Benjamin diz que “o governo vem reagindo de maneira frouxa à mudança no cenário das contas externas. O problema é tratado de forma difusa, não sistemática, sem que ninguém se sinta claramente responsável por ele. Os resultados em transações correntes estão negativos desde outubro de 2007, e as piores expectativas têm sido sistematicamente superadas. A balança comercial brasileira começou a perder dinamismo em 2006, quando as exportações praticamente estagnaram (em ‘quantum’), enquanto as importações continuavam a crescer.

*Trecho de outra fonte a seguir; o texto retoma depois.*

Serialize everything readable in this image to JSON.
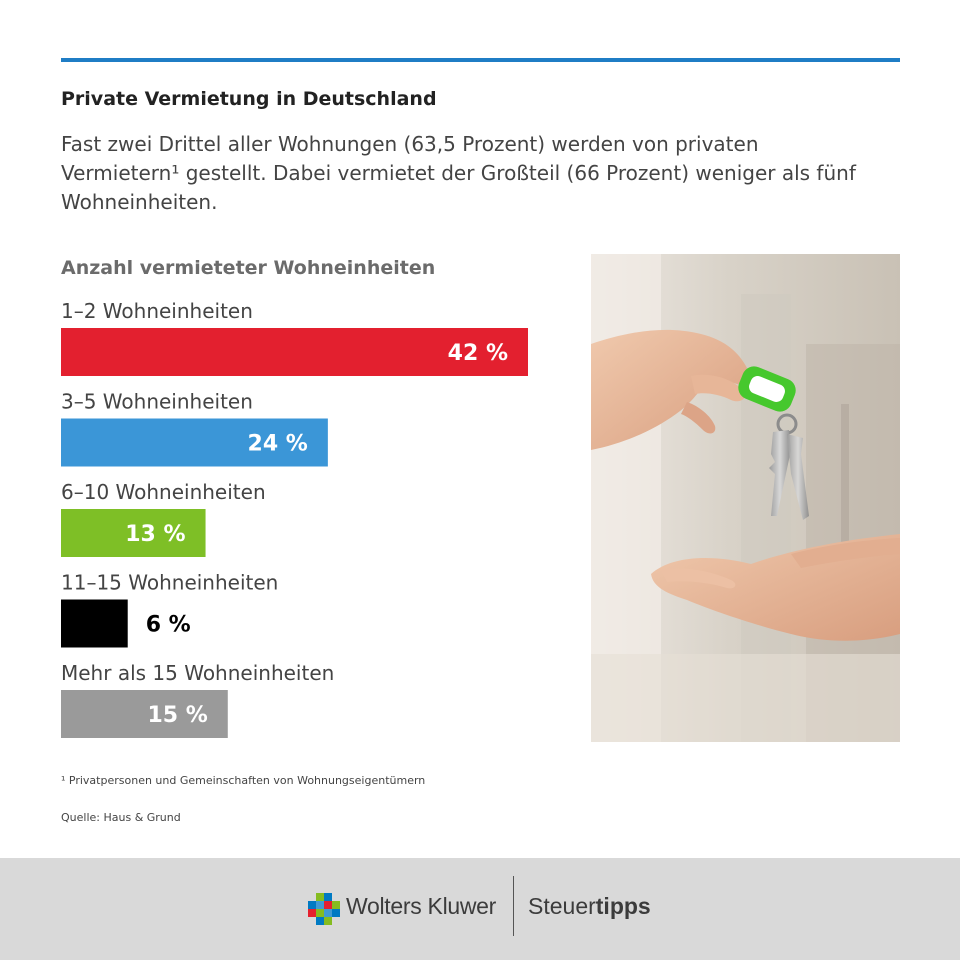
{
  "header": {
    "title": "Private Vermietung in Deutschland",
    "subtitle": "Fast zwei Drittel aller Wohnungen (63,5 Prozent) werden von privaten Vermietern¹ gestellt. Dabei vermietet der Großteil (66 Prozent) weniger als fünf Wohneinheiten."
  },
  "chart_data": {
    "type": "bar",
    "orientation": "horizontal",
    "title": "Anzahl vermieteter Wohneinheiten",
    "categories": [
      "1–2 Wohneinheiten",
      "3–5 Wohneinheiten",
      "6–10 Wohneinheiten",
      "11–15 Wohneinheiten",
      "Mehr als 15 Wohneinheiten"
    ],
    "values": [
      42,
      24,
      13,
      6,
      15
    ],
    "value_labels": [
      "42 %",
      "24 %",
      "13 %",
      "6 %",
      "15 %"
    ],
    "colors": [
      "#e3202f",
      "#3b96d7",
      "#7ebf26",
      "#000000",
      "#9a9a9a"
    ],
    "unit": "%",
    "xlim": [
      0,
      42
    ],
    "grid": false,
    "legend": "none"
  },
  "notes": {
    "footnote": "¹ Privatpersonen und Gemeinschaften von Wohnungseigentümern",
    "source": "Quelle: Haus & Grund"
  },
  "footer": {
    "brand": "Wolters Kluwer",
    "product_part1": "Steuer",
    "product_part2": "tipps",
    "brand_colors": [
      "#85bc20",
      "#007ac3",
      "#e5202e",
      "#409bd2"
    ]
  },
  "photo": {
    "icon": "hand-giving-keys-photo"
  }
}
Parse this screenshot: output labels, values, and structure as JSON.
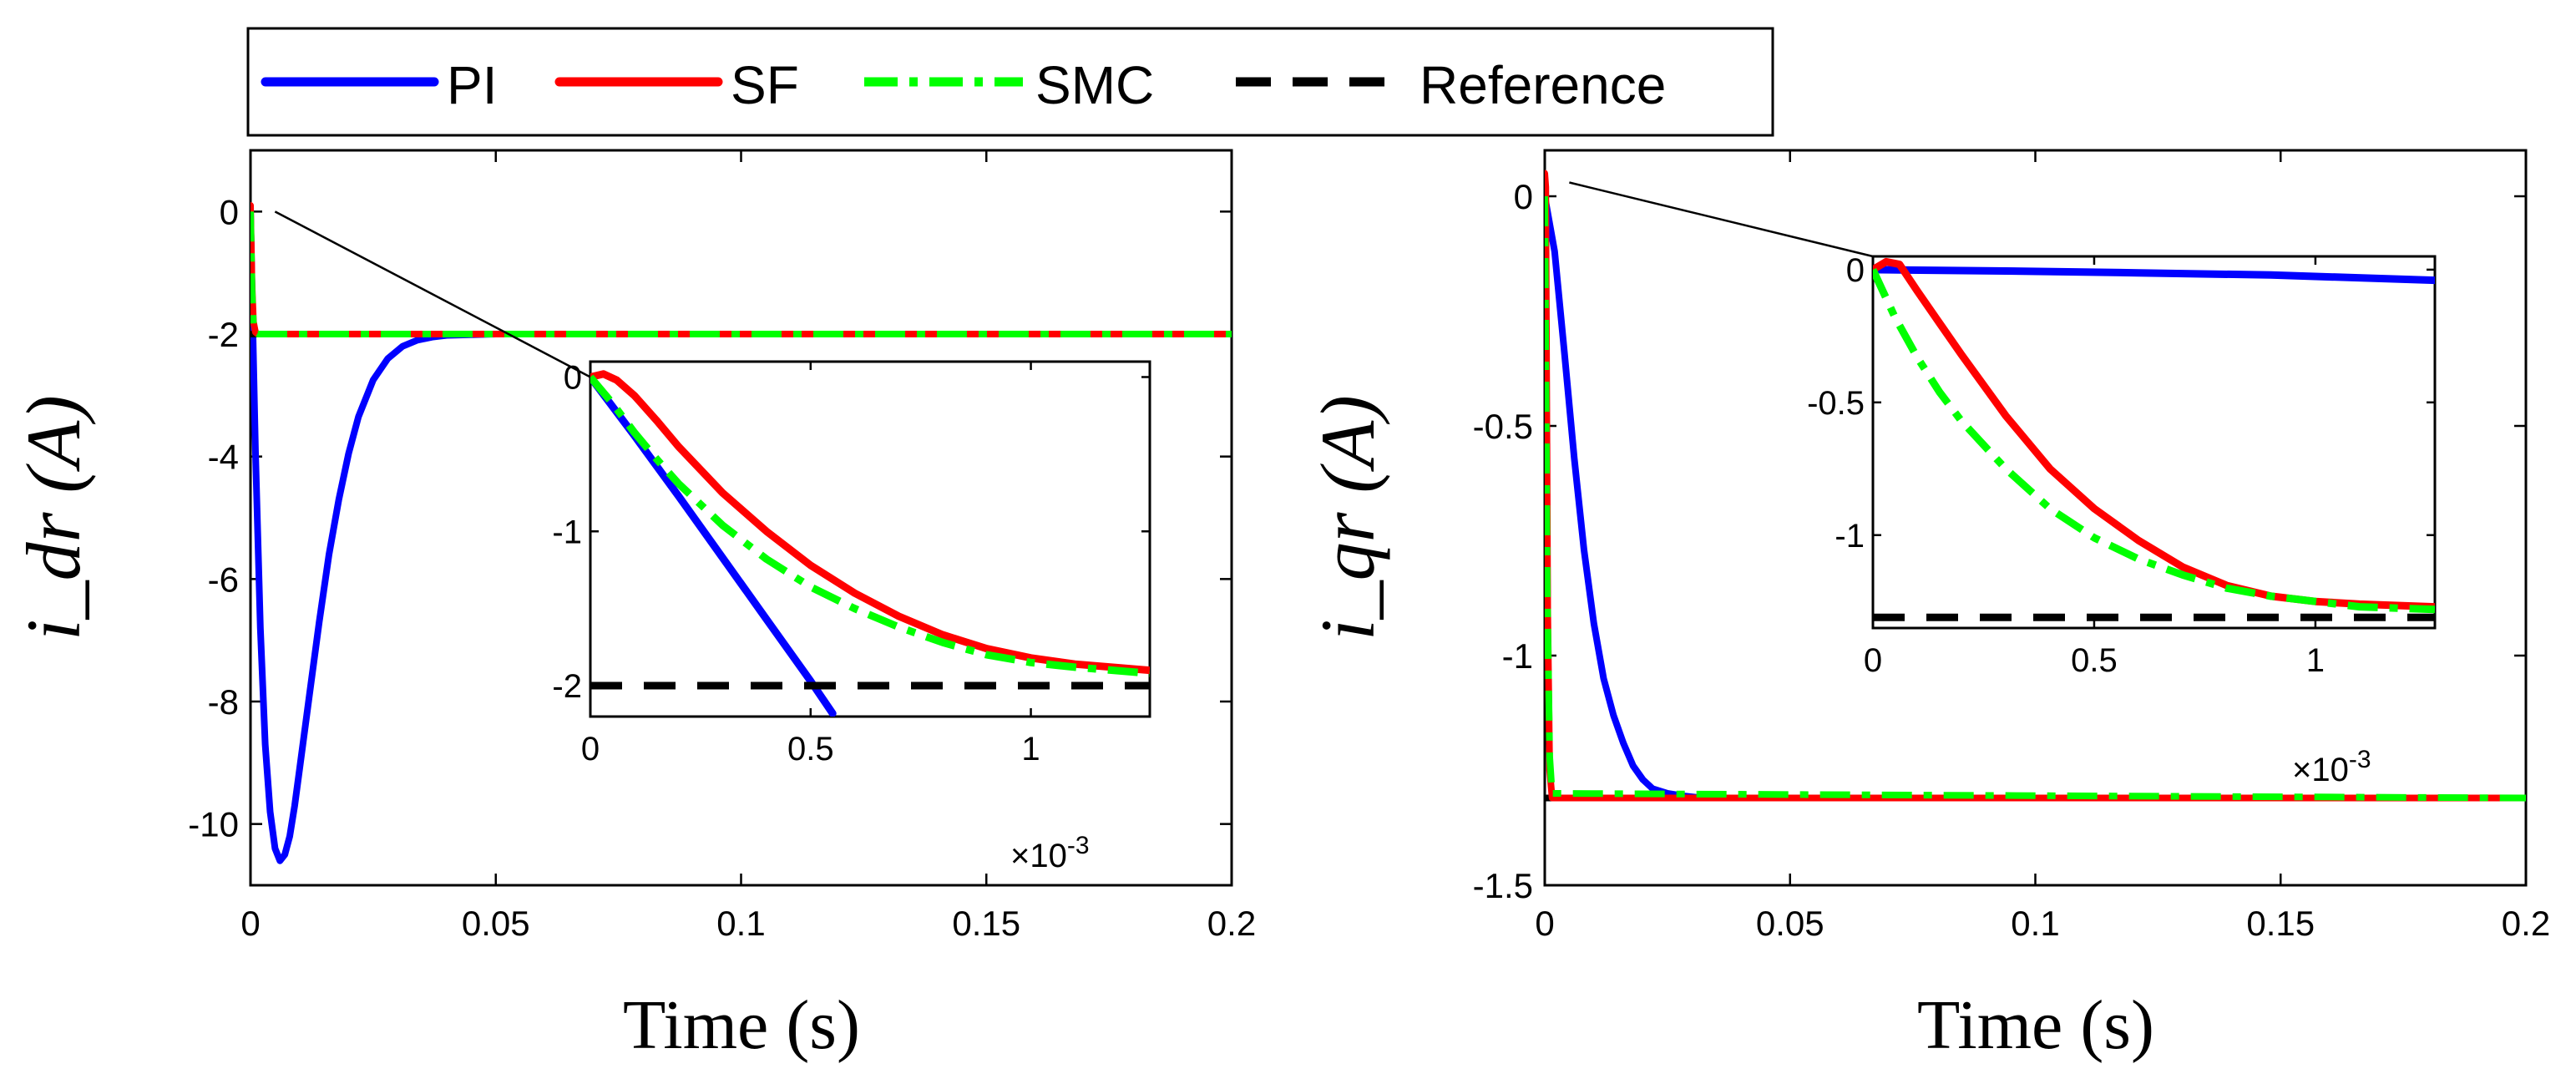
{
  "legend": {
    "items": [
      {
        "label": "PI",
        "color": "#0000ff",
        "style": "solid"
      },
      {
        "label": "SF",
        "color": "#ff0000",
        "style": "solid"
      },
      {
        "label": "SMC",
        "color": "#00ff00",
        "style": "dashdot"
      },
      {
        "label": "Reference",
        "color": "#000000",
        "style": "dashed"
      }
    ]
  },
  "chart_data": [
    {
      "type": "line",
      "title": "",
      "xlabel": "Time (s)",
      "ylabel": "i_dr (A)",
      "xlim": [
        0,
        0.2
      ],
      "ylim": [
        -11,
        1
      ],
      "xticks": [
        0,
        0.05,
        0.1,
        0.15,
        0.2
      ],
      "xtick_labels": [
        "0",
        "0.05",
        "0.1",
        "0.15",
        "0.2"
      ],
      "yticks": [
        0,
        -2,
        -4,
        -6,
        -8,
        -10
      ],
      "ytick_labels": [
        "0",
        "-2",
        "-4",
        "-6",
        "-8",
        "-10"
      ],
      "series": [
        {
          "name": "PI",
          "x": [
            0,
            0.0005,
            0.001,
            0.002,
            0.003,
            0.004,
            0.005,
            0.006,
            0.007,
            0.008,
            0.009,
            0.01,
            0.012,
            0.014,
            0.016,
            0.018,
            0.02,
            0.022,
            0.025,
            0.028,
            0.031,
            0.034,
            0.037,
            0.04,
            0.045,
            0.05,
            0.06,
            0.08,
            0.2
          ],
          "y": [
            0,
            -2,
            -3.9,
            -6.8,
            -8.7,
            -9.8,
            -10.4,
            -10.6,
            -10.5,
            -10.2,
            -9.7,
            -9.1,
            -7.9,
            -6.7,
            -5.6,
            -4.7,
            -3.95,
            -3.35,
            -2.75,
            -2.4,
            -2.2,
            -2.1,
            -2.05,
            -2.02,
            -2.01,
            -2.0,
            -2.0,
            -2.0,
            -2.0
          ]
        },
        {
          "name": "SF",
          "x": [
            0,
            0.0003,
            0.0006,
            0.001,
            0.0015,
            0.002,
            0.2
          ],
          "y": [
            0.1,
            -1.2,
            -1.8,
            -1.97,
            -2.0,
            -2.0,
            -2.0
          ]
        },
        {
          "name": "SMC",
          "x": [
            0,
            0.0003,
            0.0006,
            0.001,
            0.0015,
            0.002,
            0.2
          ],
          "y": [
            0,
            -1.3,
            -1.85,
            -1.98,
            -2.0,
            -2.0,
            -2.0
          ]
        },
        {
          "name": "Reference",
          "x": [
            0,
            0.2
          ],
          "y": [
            -2,
            -2
          ]
        }
      ],
      "inset": {
        "xlim": [
          0,
          1.27
        ],
        "ylim": [
          -2.2,
          0.1
        ],
        "x_multiplier": "×10",
        "x_multiplier_exp": "-3",
        "xticks": [
          0,
          0.5,
          1
        ],
        "xtick_labels": [
          "0",
          "0.5",
          "1"
        ],
        "yticks": [
          0,
          -1,
          -2
        ],
        "ytick_labels": [
          "0",
          "-1",
          "-2"
        ],
        "series": [
          {
            "name": "PI",
            "x": [
              0,
              0.1,
              0.2,
              0.3,
              0.4,
              0.5,
              0.55
            ],
            "y": [
              0,
              -0.38,
              -0.77,
              -1.17,
              -1.57,
              -1.97,
              -2.18
            ]
          },
          {
            "name": "SF",
            "x": [
              0,
              0.03,
              0.06,
              0.1,
              0.15,
              0.2,
              0.3,
              0.4,
              0.5,
              0.6,
              0.7,
              0.8,
              0.9,
              1.0,
              1.1,
              1.27
            ],
            "y": [
              0,
              0.02,
              -0.02,
              -0.12,
              -0.28,
              -0.45,
              -0.75,
              -1.0,
              -1.22,
              -1.4,
              -1.55,
              -1.67,
              -1.76,
              -1.82,
              -1.86,
              -1.9
            ]
          },
          {
            "name": "SMC",
            "x": [
              0,
              0.05,
              0.1,
              0.15,
              0.2,
              0.3,
              0.4,
              0.5,
              0.6,
              0.7,
              0.8,
              0.9,
              1.0,
              1.1,
              1.27
            ],
            "y": [
              0,
              -0.17,
              -0.36,
              -0.53,
              -0.69,
              -0.96,
              -1.18,
              -1.36,
              -1.5,
              -1.62,
              -1.72,
              -1.8,
              -1.85,
              -1.88,
              -1.92
            ]
          },
          {
            "name": "Reference",
            "x": [
              0,
              1.27
            ],
            "y": [
              -2,
              -2
            ]
          }
        ]
      },
      "zoom_connector": {
        "from_data": [
          0.005,
          0
        ],
        "to_inset_data": [
          0,
          0
        ]
      }
    },
    {
      "type": "line",
      "title": "",
      "xlabel": "Time (s)",
      "ylabel": "i_qr (A)",
      "xlim": [
        0,
        0.2
      ],
      "ylim": [
        -1.5,
        0.1
      ],
      "xticks": [
        0,
        0.05,
        0.1,
        0.15,
        0.2
      ],
      "xtick_labels": [
        "0",
        "0.05",
        "0.1",
        "0.15",
        "0.2"
      ],
      "yticks": [
        0,
        -0.5,
        -1,
        -1.5
      ],
      "ytick_labels": [
        "0",
        "-0.5",
        "-1",
        "-1.5"
      ],
      "series": [
        {
          "name": "PI",
          "x": [
            0,
            0.002,
            0.004,
            0.006,
            0.008,
            0.01,
            0.012,
            0.014,
            0.016,
            0.018,
            0.02,
            0.022,
            0.025,
            0.028,
            0.032,
            0.036,
            0.04,
            0.2
          ],
          "y": [
            0,
            -0.12,
            -0.34,
            -0.57,
            -0.77,
            -0.93,
            -1.05,
            -1.13,
            -1.19,
            -1.24,
            -1.27,
            -1.29,
            -1.3,
            -1.305,
            -1.31,
            -1.31,
            -1.31,
            -1.31
          ]
        },
        {
          "name": "SF",
          "x": [
            0,
            0.0002,
            0.0006,
            0.001,
            0.0015,
            0.2
          ],
          "y": [
            0.05,
            0.02,
            -0.9,
            -1.25,
            -1.31,
            -1.31
          ]
        },
        {
          "name": "SMC",
          "x": [
            0,
            0.0005,
            0.001,
            0.0015,
            0.2
          ],
          "y": [
            0,
            -0.85,
            -1.22,
            -1.3,
            -1.31
          ]
        },
        {
          "name": "Reference",
          "x": [
            0,
            0.2
          ],
          "y": [
            -1.31,
            -1.31
          ]
        }
      ],
      "inset": {
        "xlim": [
          0,
          1.27
        ],
        "ylim": [
          -1.35,
          0.05
        ],
        "x_multiplier": "×10",
        "x_multiplier_exp": "-3",
        "xticks": [
          0,
          0.5,
          1
        ],
        "xtick_labels": [
          "0",
          "0.5",
          "1"
        ],
        "yticks": [
          0,
          -0.5,
          -1
        ],
        "ytick_labels": [
          "0",
          "-0.5",
          "-1"
        ],
        "series": [
          {
            "name": "PI",
            "x": [
              0,
              0.3,
              0.6,
              0.9,
              1.27
            ],
            "y": [
              0,
              -0.005,
              -0.012,
              -0.02,
              -0.04
            ]
          },
          {
            "name": "SF",
            "x": [
              0,
              0.03,
              0.06,
              0.1,
              0.15,
              0.2,
              0.3,
              0.4,
              0.5,
              0.6,
              0.7,
              0.8,
              0.9,
              1.0,
              1.1,
              1.27
            ],
            "y": [
              0,
              0.03,
              0.02,
              -0.08,
              -0.2,
              -0.32,
              -0.55,
              -0.75,
              -0.9,
              -1.02,
              -1.12,
              -1.19,
              -1.23,
              -1.25,
              -1.26,
              -1.27
            ]
          },
          {
            "name": "SMC",
            "x": [
              0,
              0.05,
              0.1,
              0.15,
              0.2,
              0.3,
              0.4,
              0.5,
              0.6,
              0.7,
              0.8,
              0.9,
              1.0,
              1.1,
              1.27
            ],
            "y": [
              0,
              -0.18,
              -0.33,
              -0.46,
              -0.57,
              -0.75,
              -0.9,
              -1.01,
              -1.09,
              -1.15,
              -1.2,
              -1.23,
              -1.25,
              -1.27,
              -1.28
            ]
          },
          {
            "name": "Reference",
            "x": [
              0,
              1.27
            ],
            "y": [
              -1.31,
              -1.31
            ]
          }
        ]
      },
      "zoom_connector": {
        "from_data": [
          0.005,
          0.03
        ],
        "to_inset_data": [
          0,
          0.05
        ]
      }
    }
  ]
}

De lá para cá, a situação tem se agravado com rapidez. O Ipea acaba de rever para baixo as suas previsões, passando a trabalhar com um saldo situado no intervalo entre US$ 21,6 bilhões e US$ 25,1 bilhões, apesar de os preços dos nossos principais produtos de exportação continuarem excepcionalmente altos. Se a melhor dessas hipóteses se realizar, teremos uma queda de quase 40% no saldo comercial em apenas um ano. (…) As famosas reservas de US$ 200 bilhões têm pés de barro, pois são a contrapartida de um passivo externo que é um múltiplo delas e não pára de crescer. Voltamos a depender de capitais de curto prazo para financiar um déficit externo crescente. São eles os principais beneficiários dos juros altos e do dólar barato”.

Amir Khair considera que o Banco Central pratica há mais de uma década uma política antidesenvolvimentista. Khair frisa que, além da redução das despesas com juros, o caminho para o desenvolvimento sustentado e inclusivo passa por uma alteração radical no sistema tributário, que é altamente regressivo no Brasil.